In my own spiritual journey this summer, I have found that looking at Lake Michigan has brought more centeredness and peace than any other place in my life. It is there where I can let go of my ego and connect with my intuition the most.

Therefore, though many people do not pursue nature for spiritual reasons, I believe there is a connection to nature for some people in a spiritual context as well.


We Can’t Have it All


At 12:55, Alain also goes on to share that we cannot have it all. We cannot become successful at everything. And he says that “any definition of success has to admit what it is losing out on.”

This is an absolutely liberating fact.

I also fully believe that living intentionally embraces this notion. Intentionality is about selecting to pursue the things that mean the most to us, accepting that there will always be an opportunity cost.

In my career, since graduating and starting my business full-time, I have always sacrificed a secure paycheck and a retirement account. And though I have made a lot of strides since my early days, I still am not at a place to financially dedicate money towards a retirement account. And my ‘market value’ in a corporate job would still pay more than my current salary. Though these two facts may change in the future, I do think it is important to honestly share them to practice this principle of honesty and success.

In my personal life, I have a wonderful apartment that I love which is decorated exactly as I want. But because we live in such a nice area of Chicago in such a large apartment, we are delaying a condo or home purchase. We also decided to elope to Paris last year – another intentional decision that played to our deepest intentions. We don’t have a house or a traditional wedding. We do have the apartment/home we love in our favorite area with wonderfully intimate wedding memories.

Do I consider myself successful by my own definition? Absolutely. But that doesn’t mean that others would risk the same things, nor should they in order to achieve their personal definition of success.


All in all, I really appreciate the points Alain shares as they relate to seeking intentional success in our own lives.

This Post Has 8 Comments

  1. Tanea

    This is wonderful! I agree with everything you’ve said. The concepts are so simple, yet it’s so easy to let small things get to me (in relation to envy and having it all). I see how understanding these concepts can greatly improve my chances of success. Thanks so much for this!

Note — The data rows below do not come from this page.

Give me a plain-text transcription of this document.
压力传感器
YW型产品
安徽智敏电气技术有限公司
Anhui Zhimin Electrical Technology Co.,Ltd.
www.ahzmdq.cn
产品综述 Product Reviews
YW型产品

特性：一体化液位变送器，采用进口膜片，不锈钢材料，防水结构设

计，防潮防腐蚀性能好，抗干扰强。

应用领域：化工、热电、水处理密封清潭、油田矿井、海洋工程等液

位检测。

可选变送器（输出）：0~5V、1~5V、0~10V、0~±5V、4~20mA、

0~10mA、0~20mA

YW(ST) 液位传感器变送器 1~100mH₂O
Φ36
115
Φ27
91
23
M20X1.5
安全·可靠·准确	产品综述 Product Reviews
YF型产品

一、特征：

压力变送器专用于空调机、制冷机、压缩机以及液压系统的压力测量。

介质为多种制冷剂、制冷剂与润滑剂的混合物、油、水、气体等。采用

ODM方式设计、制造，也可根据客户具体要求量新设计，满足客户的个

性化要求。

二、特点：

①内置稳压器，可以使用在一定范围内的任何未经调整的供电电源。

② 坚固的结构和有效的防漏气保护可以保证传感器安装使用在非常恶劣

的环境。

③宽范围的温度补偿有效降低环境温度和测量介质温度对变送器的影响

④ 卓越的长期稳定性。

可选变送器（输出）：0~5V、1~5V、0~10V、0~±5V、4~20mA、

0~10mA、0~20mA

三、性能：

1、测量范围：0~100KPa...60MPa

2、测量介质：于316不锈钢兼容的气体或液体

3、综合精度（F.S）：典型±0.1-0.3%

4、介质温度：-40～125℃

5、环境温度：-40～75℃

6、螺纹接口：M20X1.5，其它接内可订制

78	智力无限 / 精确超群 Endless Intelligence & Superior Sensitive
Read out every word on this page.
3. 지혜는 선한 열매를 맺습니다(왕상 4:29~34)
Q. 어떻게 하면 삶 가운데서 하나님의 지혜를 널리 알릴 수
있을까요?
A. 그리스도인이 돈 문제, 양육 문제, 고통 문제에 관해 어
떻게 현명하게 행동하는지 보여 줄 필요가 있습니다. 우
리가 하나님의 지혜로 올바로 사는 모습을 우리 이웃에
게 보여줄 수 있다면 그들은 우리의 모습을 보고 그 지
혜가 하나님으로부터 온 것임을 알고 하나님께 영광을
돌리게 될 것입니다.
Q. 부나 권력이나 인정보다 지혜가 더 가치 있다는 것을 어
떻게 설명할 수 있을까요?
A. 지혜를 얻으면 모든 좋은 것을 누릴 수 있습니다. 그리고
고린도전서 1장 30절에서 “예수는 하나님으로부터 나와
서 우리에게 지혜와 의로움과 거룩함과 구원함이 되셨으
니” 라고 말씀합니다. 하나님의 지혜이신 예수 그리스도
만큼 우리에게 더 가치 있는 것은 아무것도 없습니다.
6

  2. I get caught up in comparing myself to other people’s success, but when I look closer, I realize I don’t want the same kind of success they achieved.

  3. Merissa

    TED is always great, and I love your comments about the opportunity cost that comes with following intention. Great post!

    1. Thanks, Merissa! I agree, I think we can all infer a lot of times what the opportunity cost might be for some versions of success we see, but we discount it as not meaningful because we want the ‘shiny’ side of success that they have so badly.

      Or, we might not even know that the sacrifice is there, and we just assume that there is never any trade off someone else may have had to make – especially one that we ourselves might never want to make anyways.